目に飛び込んできたのは、苛立ちを隠そうともしない父の顔だった。光沢のあるスリーピースに身を包み、髪はきっちりと整えられている。きっと、いつもより上質なものなのだろう。しかし、そのスーツの下には中年特有の膨らんだ腹が目立ち、どっしりとした体つきが威圧感を放っていた。
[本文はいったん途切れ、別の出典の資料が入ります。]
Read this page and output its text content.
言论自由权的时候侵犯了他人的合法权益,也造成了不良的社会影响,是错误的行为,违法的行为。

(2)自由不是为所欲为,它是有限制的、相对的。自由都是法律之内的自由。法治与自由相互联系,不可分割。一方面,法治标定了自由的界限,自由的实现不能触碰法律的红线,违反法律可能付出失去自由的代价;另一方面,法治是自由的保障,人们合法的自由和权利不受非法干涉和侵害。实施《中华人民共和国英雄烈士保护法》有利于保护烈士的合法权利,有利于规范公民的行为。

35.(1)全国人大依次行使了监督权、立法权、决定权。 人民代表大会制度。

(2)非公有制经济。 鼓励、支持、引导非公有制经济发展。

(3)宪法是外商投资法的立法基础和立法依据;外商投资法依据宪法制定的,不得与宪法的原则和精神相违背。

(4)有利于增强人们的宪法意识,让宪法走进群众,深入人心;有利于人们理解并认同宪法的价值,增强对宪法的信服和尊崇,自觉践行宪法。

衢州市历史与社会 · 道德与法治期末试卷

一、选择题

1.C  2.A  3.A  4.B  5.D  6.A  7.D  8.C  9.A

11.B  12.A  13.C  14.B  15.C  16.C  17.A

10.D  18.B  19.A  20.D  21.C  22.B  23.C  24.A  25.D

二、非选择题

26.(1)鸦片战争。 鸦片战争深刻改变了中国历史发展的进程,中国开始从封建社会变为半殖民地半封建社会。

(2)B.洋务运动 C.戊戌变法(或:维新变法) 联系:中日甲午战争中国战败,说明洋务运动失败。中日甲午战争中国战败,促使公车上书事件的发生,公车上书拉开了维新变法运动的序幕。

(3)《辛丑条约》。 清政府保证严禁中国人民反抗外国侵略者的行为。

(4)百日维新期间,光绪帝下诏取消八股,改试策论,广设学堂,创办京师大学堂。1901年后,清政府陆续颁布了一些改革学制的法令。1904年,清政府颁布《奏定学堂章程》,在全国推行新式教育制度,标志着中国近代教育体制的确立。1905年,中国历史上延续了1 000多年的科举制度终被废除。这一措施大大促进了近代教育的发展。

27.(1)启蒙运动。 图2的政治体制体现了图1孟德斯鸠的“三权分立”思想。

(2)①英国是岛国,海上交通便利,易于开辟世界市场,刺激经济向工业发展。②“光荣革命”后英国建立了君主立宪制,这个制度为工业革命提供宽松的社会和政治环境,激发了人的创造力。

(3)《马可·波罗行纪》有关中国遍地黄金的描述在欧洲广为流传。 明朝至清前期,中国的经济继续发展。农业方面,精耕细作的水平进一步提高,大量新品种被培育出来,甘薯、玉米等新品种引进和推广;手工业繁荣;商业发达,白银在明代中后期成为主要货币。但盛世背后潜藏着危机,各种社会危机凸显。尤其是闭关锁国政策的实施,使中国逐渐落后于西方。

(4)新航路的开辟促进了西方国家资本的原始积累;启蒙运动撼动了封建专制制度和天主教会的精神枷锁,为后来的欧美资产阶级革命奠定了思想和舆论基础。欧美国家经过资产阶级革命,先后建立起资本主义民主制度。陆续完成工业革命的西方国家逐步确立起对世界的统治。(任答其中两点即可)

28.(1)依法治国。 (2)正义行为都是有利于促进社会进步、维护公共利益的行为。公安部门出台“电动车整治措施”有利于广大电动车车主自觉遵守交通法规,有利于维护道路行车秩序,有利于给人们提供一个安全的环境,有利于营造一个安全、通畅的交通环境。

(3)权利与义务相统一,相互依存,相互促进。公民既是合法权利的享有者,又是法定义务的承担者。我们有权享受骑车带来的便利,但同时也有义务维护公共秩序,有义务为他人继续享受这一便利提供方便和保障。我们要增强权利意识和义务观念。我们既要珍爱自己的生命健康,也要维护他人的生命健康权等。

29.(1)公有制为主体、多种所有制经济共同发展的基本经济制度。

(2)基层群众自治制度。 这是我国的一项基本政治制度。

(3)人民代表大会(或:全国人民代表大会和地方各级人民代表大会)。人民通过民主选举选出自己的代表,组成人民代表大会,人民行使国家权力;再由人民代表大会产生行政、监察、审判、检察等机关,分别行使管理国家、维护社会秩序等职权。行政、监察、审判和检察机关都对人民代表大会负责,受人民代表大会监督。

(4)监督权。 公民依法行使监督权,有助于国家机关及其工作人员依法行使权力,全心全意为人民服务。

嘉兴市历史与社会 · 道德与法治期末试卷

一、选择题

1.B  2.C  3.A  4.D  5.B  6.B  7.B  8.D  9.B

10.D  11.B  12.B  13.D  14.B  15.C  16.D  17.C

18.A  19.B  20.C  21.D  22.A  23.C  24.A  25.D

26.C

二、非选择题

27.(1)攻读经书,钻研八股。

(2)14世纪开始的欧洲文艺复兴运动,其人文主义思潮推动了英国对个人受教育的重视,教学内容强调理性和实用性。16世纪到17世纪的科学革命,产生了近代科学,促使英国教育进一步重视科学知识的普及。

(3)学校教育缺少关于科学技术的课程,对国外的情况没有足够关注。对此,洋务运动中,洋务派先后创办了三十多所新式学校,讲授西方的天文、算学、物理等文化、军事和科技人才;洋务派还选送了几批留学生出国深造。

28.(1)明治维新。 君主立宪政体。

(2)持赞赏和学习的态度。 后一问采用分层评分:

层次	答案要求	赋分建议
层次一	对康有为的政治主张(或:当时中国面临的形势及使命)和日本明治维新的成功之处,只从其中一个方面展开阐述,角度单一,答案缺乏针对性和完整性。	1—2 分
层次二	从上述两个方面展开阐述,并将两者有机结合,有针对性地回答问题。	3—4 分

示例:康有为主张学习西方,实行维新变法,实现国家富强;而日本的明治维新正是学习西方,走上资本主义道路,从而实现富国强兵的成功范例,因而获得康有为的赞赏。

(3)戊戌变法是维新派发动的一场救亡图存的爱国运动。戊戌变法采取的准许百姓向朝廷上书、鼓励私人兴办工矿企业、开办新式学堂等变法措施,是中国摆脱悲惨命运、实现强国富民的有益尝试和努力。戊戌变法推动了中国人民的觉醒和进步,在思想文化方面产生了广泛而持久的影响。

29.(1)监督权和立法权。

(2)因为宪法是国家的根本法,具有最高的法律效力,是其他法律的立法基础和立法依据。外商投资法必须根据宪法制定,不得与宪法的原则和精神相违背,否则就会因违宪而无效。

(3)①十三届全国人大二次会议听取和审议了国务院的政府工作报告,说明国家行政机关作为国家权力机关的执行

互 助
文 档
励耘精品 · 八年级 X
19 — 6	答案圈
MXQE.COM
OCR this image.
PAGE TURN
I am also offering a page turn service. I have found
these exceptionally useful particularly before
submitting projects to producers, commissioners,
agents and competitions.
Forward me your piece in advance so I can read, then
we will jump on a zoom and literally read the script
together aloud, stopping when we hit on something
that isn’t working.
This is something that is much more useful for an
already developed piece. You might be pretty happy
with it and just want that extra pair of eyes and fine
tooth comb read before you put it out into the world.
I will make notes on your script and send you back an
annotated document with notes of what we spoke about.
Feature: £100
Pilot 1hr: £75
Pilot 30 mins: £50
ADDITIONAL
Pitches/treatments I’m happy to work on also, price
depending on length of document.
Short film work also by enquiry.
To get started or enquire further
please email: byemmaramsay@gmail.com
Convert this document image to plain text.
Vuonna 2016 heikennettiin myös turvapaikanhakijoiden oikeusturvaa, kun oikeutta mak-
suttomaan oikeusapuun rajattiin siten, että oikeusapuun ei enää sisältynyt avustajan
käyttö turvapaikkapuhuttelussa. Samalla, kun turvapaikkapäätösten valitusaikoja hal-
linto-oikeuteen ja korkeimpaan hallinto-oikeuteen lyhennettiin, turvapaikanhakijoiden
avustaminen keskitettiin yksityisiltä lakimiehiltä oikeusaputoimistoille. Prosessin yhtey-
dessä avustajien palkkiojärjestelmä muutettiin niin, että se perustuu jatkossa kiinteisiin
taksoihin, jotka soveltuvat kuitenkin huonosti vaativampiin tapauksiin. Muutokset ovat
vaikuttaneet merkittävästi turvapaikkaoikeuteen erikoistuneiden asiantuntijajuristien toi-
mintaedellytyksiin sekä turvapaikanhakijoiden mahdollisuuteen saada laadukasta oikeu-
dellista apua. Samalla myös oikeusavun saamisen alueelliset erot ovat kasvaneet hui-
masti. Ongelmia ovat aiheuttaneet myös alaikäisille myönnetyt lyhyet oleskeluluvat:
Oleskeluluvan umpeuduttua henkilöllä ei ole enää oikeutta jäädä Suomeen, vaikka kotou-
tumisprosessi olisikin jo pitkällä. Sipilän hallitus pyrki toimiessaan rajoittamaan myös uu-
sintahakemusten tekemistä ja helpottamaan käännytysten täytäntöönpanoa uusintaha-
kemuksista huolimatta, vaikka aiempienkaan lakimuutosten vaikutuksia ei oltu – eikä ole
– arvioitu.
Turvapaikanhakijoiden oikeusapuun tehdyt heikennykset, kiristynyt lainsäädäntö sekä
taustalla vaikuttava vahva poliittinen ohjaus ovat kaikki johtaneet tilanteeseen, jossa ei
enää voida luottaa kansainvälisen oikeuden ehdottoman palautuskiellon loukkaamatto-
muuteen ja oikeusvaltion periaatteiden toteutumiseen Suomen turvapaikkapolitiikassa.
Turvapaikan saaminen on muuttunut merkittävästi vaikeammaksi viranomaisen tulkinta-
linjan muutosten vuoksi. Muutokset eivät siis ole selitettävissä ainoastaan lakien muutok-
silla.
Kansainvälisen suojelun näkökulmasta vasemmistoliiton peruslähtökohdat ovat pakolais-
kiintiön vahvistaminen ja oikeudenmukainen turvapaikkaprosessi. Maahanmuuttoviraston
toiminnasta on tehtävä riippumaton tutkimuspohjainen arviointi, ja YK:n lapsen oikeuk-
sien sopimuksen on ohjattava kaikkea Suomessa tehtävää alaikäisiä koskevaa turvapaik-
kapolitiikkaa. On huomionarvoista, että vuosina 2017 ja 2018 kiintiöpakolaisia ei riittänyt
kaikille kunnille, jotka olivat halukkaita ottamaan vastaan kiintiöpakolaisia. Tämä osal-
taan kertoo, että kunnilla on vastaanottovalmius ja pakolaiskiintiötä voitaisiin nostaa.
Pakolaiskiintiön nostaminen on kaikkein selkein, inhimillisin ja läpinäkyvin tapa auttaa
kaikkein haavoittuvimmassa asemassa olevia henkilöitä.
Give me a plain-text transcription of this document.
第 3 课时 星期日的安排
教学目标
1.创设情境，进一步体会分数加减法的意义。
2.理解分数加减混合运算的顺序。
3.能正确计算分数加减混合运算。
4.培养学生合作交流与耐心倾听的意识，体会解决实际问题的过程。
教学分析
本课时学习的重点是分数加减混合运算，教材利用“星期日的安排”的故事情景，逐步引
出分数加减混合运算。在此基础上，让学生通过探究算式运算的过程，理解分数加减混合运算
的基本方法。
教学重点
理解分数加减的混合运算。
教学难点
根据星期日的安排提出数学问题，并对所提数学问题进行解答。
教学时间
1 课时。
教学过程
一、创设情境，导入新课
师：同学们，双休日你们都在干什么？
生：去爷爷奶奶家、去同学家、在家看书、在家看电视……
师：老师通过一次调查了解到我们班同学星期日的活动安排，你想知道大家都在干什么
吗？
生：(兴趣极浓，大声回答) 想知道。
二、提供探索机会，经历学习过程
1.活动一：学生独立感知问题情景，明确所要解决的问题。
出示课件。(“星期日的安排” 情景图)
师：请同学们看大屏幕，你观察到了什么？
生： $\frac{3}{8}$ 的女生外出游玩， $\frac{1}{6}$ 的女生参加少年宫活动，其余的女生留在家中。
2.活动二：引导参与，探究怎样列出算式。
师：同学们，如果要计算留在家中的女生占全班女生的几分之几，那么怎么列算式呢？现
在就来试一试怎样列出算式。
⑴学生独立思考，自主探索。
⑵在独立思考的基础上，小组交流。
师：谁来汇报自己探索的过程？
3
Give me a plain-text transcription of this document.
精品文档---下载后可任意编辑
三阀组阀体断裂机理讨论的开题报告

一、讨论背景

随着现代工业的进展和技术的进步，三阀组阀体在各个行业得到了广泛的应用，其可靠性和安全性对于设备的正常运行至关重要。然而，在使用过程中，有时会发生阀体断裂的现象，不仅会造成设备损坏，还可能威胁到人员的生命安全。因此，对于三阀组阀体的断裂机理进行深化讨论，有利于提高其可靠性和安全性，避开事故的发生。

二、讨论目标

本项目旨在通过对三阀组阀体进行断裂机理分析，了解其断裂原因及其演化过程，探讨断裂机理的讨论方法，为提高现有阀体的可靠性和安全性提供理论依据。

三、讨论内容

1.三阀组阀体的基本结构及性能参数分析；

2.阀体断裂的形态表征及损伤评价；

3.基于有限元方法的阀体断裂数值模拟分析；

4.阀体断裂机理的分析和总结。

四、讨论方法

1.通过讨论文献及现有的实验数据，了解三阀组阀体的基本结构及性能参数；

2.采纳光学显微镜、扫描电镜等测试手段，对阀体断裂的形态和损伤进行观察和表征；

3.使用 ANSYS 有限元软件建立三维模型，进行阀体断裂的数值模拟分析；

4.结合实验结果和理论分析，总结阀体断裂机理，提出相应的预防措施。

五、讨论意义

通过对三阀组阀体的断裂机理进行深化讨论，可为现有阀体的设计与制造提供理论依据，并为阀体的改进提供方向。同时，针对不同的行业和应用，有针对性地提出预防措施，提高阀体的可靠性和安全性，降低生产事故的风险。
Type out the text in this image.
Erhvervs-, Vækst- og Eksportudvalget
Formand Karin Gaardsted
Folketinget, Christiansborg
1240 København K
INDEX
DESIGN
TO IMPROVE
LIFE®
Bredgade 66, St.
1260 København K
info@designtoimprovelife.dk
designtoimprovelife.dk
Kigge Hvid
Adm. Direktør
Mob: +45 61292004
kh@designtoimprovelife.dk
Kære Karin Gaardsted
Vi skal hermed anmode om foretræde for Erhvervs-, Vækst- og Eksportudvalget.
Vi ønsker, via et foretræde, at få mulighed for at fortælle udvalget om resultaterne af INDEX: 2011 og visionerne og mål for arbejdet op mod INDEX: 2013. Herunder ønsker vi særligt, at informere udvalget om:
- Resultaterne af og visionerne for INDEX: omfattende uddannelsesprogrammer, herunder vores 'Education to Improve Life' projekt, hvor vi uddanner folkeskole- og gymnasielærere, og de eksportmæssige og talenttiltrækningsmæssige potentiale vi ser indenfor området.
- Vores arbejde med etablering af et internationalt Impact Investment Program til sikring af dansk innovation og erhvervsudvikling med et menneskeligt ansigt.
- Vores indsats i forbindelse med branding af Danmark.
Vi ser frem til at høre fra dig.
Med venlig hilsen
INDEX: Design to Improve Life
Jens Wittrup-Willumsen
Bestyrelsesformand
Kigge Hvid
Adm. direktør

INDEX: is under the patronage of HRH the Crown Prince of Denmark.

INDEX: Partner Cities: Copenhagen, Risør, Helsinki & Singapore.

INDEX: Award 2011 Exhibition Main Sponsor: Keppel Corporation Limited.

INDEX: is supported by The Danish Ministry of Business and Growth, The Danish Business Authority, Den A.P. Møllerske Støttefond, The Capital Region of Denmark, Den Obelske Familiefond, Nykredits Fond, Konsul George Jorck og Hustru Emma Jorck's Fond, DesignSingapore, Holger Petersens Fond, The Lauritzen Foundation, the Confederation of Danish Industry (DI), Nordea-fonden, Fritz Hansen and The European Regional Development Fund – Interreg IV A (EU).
「準備ができているなら、さっさと降りてこい。先方を待たせるなんてありえない!」
鋭い声がホールに響き渡る。
私はキュッと唇を噛み、階段を下り始めた。だが、慣れない草履では思うように足が進まず、自然と足元ばかりを見つめることになる。
「急ぎなさい!」
苛立ちを隠そうともせず声を荒げる父の横で、ダークブルーのスーツに身を包んだ母は俯いて立っていた。
彼女の細身で姿勢の良いシルエットは、どこかモデルのような美しさがある。だが、その顔にはほとんど生気がなく、眼差しも虚ろだ。結局、母はいつも通り父の影に隠れるだけで、私に言葉をかけることはない。
いつしか、期待するだけ無駄だと悟るようになった。